• Au paradis de Foco (3)

    [Cet article fait suite aux deux articles, publiés le 5 mars et le 16 avril derniers dans cette rubrique, sur le « Paradis d’Igino Giordani », un homme extraordinaire encore peu connu dans la culture de langue française, que nous appellerons désormais « Foco », comme le nommait familièrement Chiara Lubich]

     

    « Le chrétien ne peut pas imaginer une seconde se retirer de l’arène politique, même pour des raisons religieuses, en vue de sauvegarder sa soi-disant vertu.

    « Ce serait une erreur – affirmait Jean XXIII dans l’encyclique Mater et Magistra – de penser que nos enfants, surtout les laïcs, doivent considérer prudent d’atténuer leur engagement chrétien dans le monde : ils doivent au contraire le renouveler et l’accentuer.

    Dans sa prière sublime pour l’unité de son Eglise, le Seigneur ne prie pas le Père pour qu’il retire les siens du monde, mais pour qu’il les préserve du mal […]. »

    Jean XXIII insistait : « L’Eglise aujourd’hui se trouve devant la tâche immense de donner un accent humain et chrétien à la civilisation moderne. »

    C’est le signe que la civilisation risque de devenir inhumaine et païenne, alors que la politique est le premier facteur de civilisation.

    L’Evangile distingue la sphère politique de la sphère religieuse : « Donnez à César ce qui est à César, à Dieu ce qui appartient à Dieu. »

    Distinction et non séparation. Le corps est distinct de l’âme, non pas séparé. Or le corps, tout autant que l’âme, a besoin de rédemption, César tout autant que le pape. Tout ce qui est humain doit être libéré du mal et orienté au bien. La politique est l’art du bien commun : un bien double parce qu’il concerne l’individu et la collectivité, tous et chacun.»

    [Extrait du livre de Jean-Marie Wallet et Tommaso Sorgi « Igino Giordani chrétien, politique, écrivain » Editions Nouvelle Cité p.296-297 ; traduit de l’italien par Jean-Marie Wallet]

     

    Je crois qu’il n’y a pas grand-chose à commenter cette fois-ci : le message est tellement clair !

    D’abord, que je sois chrétien, croyant d’une autre religion ou homme tout simplement, toute l’humanité me concerne, m’intéresse, me passionne. Me couper de la bataille de mes frères humains sous n’importe quel prétexte c’est finalement me mutiler moi-même, être un homme à moitié, car je ne serai jamais pleinement homme que si je reste ouvert à toute l’humanité.

    Ensuite le but de la vie ne sera jamais de m’isoler avec quelques-uns qui me comprennent pour me sentir à l’aise : ce ne serait qu’une illusion qui ne peut pas durer éternellement.

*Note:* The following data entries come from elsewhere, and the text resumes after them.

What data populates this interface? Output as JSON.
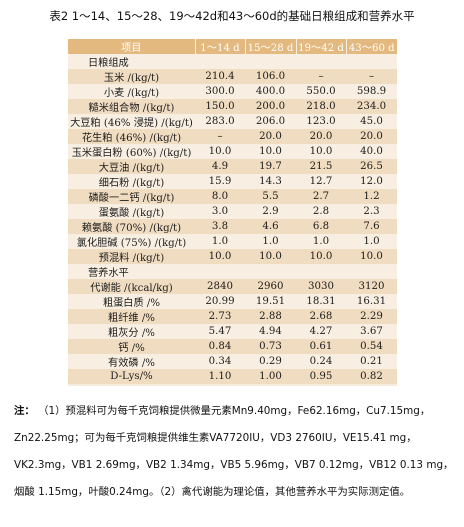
{
  "caption": "表2 1～14、15～28、19～42d和43～60d的基础日粮组成和营养水平",
  "table": {
    "headers": [
      "项目",
      "1～14 d",
      "15～28 d",
      "19～42 d",
      "43～60 d"
    ],
    "rows": [
      {
        "label": "日粮组成",
        "section": true,
        "values": [
          "",
          "",
          "",
          ""
        ]
      },
      {
        "label": "玉米 /(kg/t)",
        "values": [
          "210.4",
          "106.0",
          "–",
          "–"
        ]
      },
      {
        "label": "小麦 /(kg/t)",
        "values": [
          "300.0",
          "400.0",
          "550.0",
          "598.9"
        ]
      },
      {
        "label": "糙米组合物 /(kg/t)",
        "values": [
          "150.0",
          "200.0",
          "218.0",
          "234.0"
        ]
      },
      {
        "label": "大豆粕 (46% 浸提) /(kg/t)",
        "values": [
          "283.0",
          "206.0",
          "123.0",
          "45.0"
        ]
      },
      {
        "label": "花生粕 (46%) /(kg/t)",
        "values": [
          "–",
          "20.0",
          "20.0",
          "20.0"
        ]
      },
      {
        "label": "玉米蛋白粉 (60%) /(kg/t)",
        "values": [
          "10.0",
          "10.0",
          "10.0",
          "40.0"
        ]
      },
      {
        "label": "大豆油 /(kg/t)",
        "values": [
          "4.9",
          "19.7",
          "21.5",
          "26.5"
        ]
      },
      {
        "label": "细石粉 /(kg/t)",
        "values": [
          "15.9",
          "14.3",
          "12.7",
          "12.0"
        ]
      },
      {
        "label": "磷酸一二钙 /(kg/t)",
        "values": [
          "8.0",
          "5.5",
          "2.7",
          "1.2"
        ]
      },
      {
        "label": "蛋氨酸 /(kg/t)",
        "values": [
          "3.0",
          "2.9",
          "2.8",
          "2.3"
        ]
      },
      {
        "label": "赖氨酸 (70%) /(kg/t)",
        "values": [
          "3.8",
          "4.6",
          "6.8",
          "7.6"
        ]
      },
      {
        "label": "氯化胆碱 (75%) /(kg/t)",
        "values": [
          "1.0",
          "1.0",
          "1.0",
          "1.0"
        ]
      },
      {
        "label": "预混料 /(kg/t)",
        "values": [
          "10.0",
          "10.0",
          "10.0",
          "10.0"
        ]
      },
      {
        "label": "营养水平",
        "section": true,
        "values": [
          "",
          "",
          "",
          ""
        ]
      },
      {
        "label": "代谢能 /(kcal/kg)",
        "values": [
          "2840",
          "2960",
          "3030",
          "3120"
        ]
      },
      {
        "label": "粗蛋白质 /%",
        "values": [
          "20.99",
          "19.51",
          "18.31",
          "16.31"
        ]
      },
      {
        "label": "粗纤维 /%",
        "values": [
          "2.73",
          "2.88",
          "2.68",
          "2.29"
        ]
      },
      {
        "label": "粗灰分 /%",
        "values": [
          "5.47",
          "4.94",
          "4.27",
          "3.67"
        ]
      },
      {
        "label": "钙 /%",
        "values": [
          "0.84",
          "0.73",
          "0.61",
          "0.54"
        ]
      },
      {
        "label": "有效磷 /%",
        "values": [
          "0.34",
          "0.29",
          "0.24",
          "0.21"
        ]
      },
      {
        "label": "D-Lys/%",
        "values": [
          "1.10",
          "1.00",
          "0.95",
          "0.82"
        ]
      }
    ]
  },
  "notes": {
    "prefix": "注：",
    "lines": [
      "（1）预混料可为每千克饲粮提供微量元素Mn9.40mg，Fe62.16mg，Cu7.15mg，",
      "Zn22.25mg；可为每千克饲粮提供维生素VA7720IU，VD3 2760IU，VE15.41 mg，",
      "VK2.3mg，VB1 2.69mg，VB2 1.34mg，VB5 5.96mg，VB7 0.12mg，VB12 0.13 mg，",
      "烟酸 1.15mg，叶酸0.24mg。（2）禽代谢能为理论值，其他营养水平为实际测定值。"
    ]
  }
}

Vouloir m’enfermer avec un cercle d’amis ou d’élites qui se sentent supérieurs aux autres ne peut mener qu’à de grandes déceptions. Si je pense avoir hérité de qualités et de talents particuliers (pourquoi pas ? chaque homme en a au fond de lui-même), ce n’est pas pour me retirer du monde et cultiver ces qualités ou ces talents tout seul dans mon coin, mais pour en faire profiter mes frères et mes sœurs en humanité.

    Enfin tout ce qui coupe, tout ce qui divise est finalement diabolique (au sens étymologique du terme). La vie n’avance jamais par des coupures (ce serait le début de la mort) : elle avance par la distinction de réalités différentes qui apprennent à se compléter et à s’harmoniser dans la réciprocité. C’est le secret du bonheur personnel et de la paix civile.

     

    Et pour conclure en deux mots rapides, pour aujourd’hui (mais nous reviendrons souvent sur ce sujet), nous savons bien que la vie est difficile, que l’organisation de la société est pleine de pièges et de problèmes parfois inextricables, mais ce n’est pas en les fuyant que nous serons plus heureux. Si nous voulons au moins être en paix avec notre conscience, nous n’avons pas d’autre choix que de nous lancer dans la bataille de l’humanité, à tous les niveaux, chacun là où il peut donner et se donner. Il y aura sûrement des échecs, des accidents de parcours, mais la joie partagée avec beaucoup d’avoir fait au moins un peu progresser l’humanité sera bien plus grande que toutes les désillusions. Notre vie en tous cas aura eu un sens, un but, une raison d’être et cela est le plus beau cadeau que nous puissions nous faire entre nous et à nous-mêmes.